Ifuckeditallup · 26/08/2023 14:59

@Mrsttcno1 alcohol. The root of all evil. It was still simmering because when he told me what he planned to get me it was actually something I had specified before that I never wanted. For context we normally go for a night away with dinner and spa treatments for our birthdays which are prethought of and paid for and all that on the day itself.

So, normally you get to go out somewhere nice on your birthday, but because it didn't happen this time you got drunk and angry enough that the police had to be called? The relationship does not sound healthy here.
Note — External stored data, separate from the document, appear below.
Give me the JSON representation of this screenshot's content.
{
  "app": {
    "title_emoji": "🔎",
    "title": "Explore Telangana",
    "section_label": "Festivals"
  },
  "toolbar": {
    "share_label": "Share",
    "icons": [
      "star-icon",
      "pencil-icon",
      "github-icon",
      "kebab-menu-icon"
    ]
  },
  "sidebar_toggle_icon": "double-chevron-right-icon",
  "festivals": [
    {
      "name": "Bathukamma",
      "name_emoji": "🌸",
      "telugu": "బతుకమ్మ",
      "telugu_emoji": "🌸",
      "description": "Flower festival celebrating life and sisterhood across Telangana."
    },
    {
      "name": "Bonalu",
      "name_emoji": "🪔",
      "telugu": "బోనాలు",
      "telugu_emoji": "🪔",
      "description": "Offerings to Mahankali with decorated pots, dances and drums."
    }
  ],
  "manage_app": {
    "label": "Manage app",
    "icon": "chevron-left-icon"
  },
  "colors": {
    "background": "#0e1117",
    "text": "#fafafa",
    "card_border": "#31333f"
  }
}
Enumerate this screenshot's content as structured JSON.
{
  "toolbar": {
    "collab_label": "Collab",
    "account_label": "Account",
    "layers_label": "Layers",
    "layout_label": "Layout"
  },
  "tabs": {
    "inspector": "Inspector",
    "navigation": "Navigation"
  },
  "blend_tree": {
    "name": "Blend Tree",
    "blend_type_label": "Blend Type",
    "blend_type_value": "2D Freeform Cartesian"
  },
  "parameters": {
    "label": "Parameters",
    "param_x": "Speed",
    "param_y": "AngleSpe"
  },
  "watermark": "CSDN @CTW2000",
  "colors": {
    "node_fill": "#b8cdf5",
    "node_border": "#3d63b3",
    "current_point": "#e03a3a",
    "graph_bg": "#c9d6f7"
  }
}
Ifuckeditallup · 26/08/2023 18:12

Sorry will read back tomorrow im just not able to see for the tears. I am an emotional person anyway but this has me broken. I feel like i have chest pains and I look horrendous. He has just messaged me there to say kids are all fed and are all off to a show somewhere and he will get them to facetime me before bed which will be nice.

OP posts:
FasciaDreams · 26/08/2023 18:13

Ifuckeditallup · 26/08/2023 18:12

Sorry will read back tomorrow im just not able to see for the tears. I am an emotional person anyway but this has me broken. I feel like i have chest pains and I look horrendous. He has just messaged me there to say kids are all fed and are all off to a show somewhere and he will get them to facetime me before bed which will be nice.

The best thing for you would be to delete this thread and talk to a trusted friend or a counsellor. It can't be doing you much good.